EDI in Manufacturing 




Now that we understand the strategic role EDI can play in achieving your business goals and objectives, it's important to discuss the business environment and factors that contribute to utilizing EDI for competitive advantage. Three aspects provide the best perspective for assessing whether EDI offers a similar opportunity for your company.

Market Conditions

Based on my experience with companies in a variety of industries, there appears to be a number of market conditions that signal a prime opportunity for companies to utilize EDI as a competitive weapon. They include: increased market competition, reduced profit margins, greater product options, shorter delivery lead times, faster time to market requirements and a need for more timely access to sales and operating information. By examining each one of these conditions in more detail it's also difficult to find a company today that is not dealing with at least one of these issues. Therefore, the key point is that, despite market conditions, companies should be continually looking for ways to reduce costs, increase profits and become more responsive to customers. EDI represents one of the technologies that allows companies to be more competitive under these conditions.

Business Processes

The next aspect is understanding the importance of examining your business processes. Until recently, many companies did not see a need to redesign their business processes when implementing EDI. As a result, the benefits were less than dramatic. Effective business process redesign requires that four key components be properly aligned. These include your strategy, processes, data and organization structure.

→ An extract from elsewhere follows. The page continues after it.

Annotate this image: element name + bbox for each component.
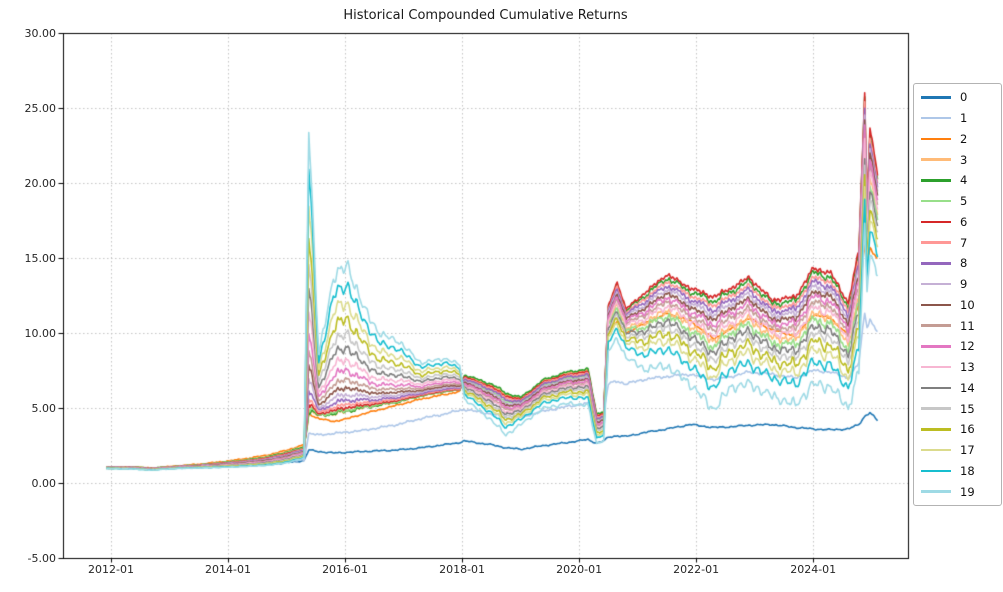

Many companies are at what is referred to as EDI Stage I. This is where an assumption has been made that the strategy, processes and organization structure currently in place are appropriate for EDI. The primary change that occurs is in the method (technol­ogy) of communicating information between companies. The result is usually faster transmission of information, but not necessarily a more efficient or less costly process, especially if the information must be reentered into internal systems.

The next step is referred to as EDI Stage II. This is where a new business strategy is developed (e.g., EC) and the associated processes, data and organization are redesigned and enhanced to support the strategy. The result is usually significant changes to the business processes and information systems, but significant business benefits, too. The point to remember is that the best opportunity to utilize EDI for competitive advantage occurs as a result of significant business process reengineering efforts.

The importance of streamlined business processes will become evident in the future as companies begin to move to the next level of EDI, exchanging product specifications and CAD drawings to support concurrent engineering. In a recent study, McKinsey & Co. found that reducing the time to market is a critical business issue for the 1990s, and, if a company can deliver a product to market six months earlier than planned, the annual profits could be as much as 12 percent higher over the life of the product. This means that for a company with revenues of $100 million, the additional profit could be as high as $1.6 million per year. That's the importance of reengineering your business processes!

Industry Position

The last aspect that impacts a company's ability to utilize EDI for competitive advantage is its position within an industry. If you are a "hub" company that possesses considerable clout you are able to demand that your suppliers implement EDI. However, very few companies find themselves in that position. Therefore, it is important that a company understands its industry position and the challenges and opportunities that exist when trying to implement EDI for competitive advantage. Two situations are described below to provide some insights and ideas.

Today, many manufacturers are faced with requirements by the "hub" companies such as original equipment manufacturers (e.g., Chrysler) and retailers (e.g., Kmart) to implement EDI-based processes such as QR and ERS or be eliminated as a supplier. These manufacturers also typically don't have the same clout with their suppliers to make the same demands. The key success factor in this situation is for the manufacturer to establish the proper business and systems environment to integrate their internal processes, systems and data with those of their customers. This will allow the manufacturer to not only become the most efficient and responsive supplier (assuming an EC strategy), but it also offers the potential to increase revenue by manufacturing and selling additional products through the same distribution channels.

One of the best opportunities to use EDI for competitive advantage appears to be at companies that are vertically integrated (e.g., manufacturing, distribution, and retailing). Changes in many of these industries are creating new customer relationships with unique information needs. For example, in the automobile repair business, much of the cost has been paid by insurance companies. However, this is changing as deductibles are increasing and the end consumer is becoming the buyer. Insurance companies are also negotiating national agreements to further reduce costs and improve profitability. This is creating requirements for value-added services such as 800 numbers and information to monitor shop repair effectiveness and develop marketing campaigns targeted on the end consumer. The challenge and opportunity for these companies are to fully implement EDI-based processes to capture and process the information required to provide value-added services and information to their customers.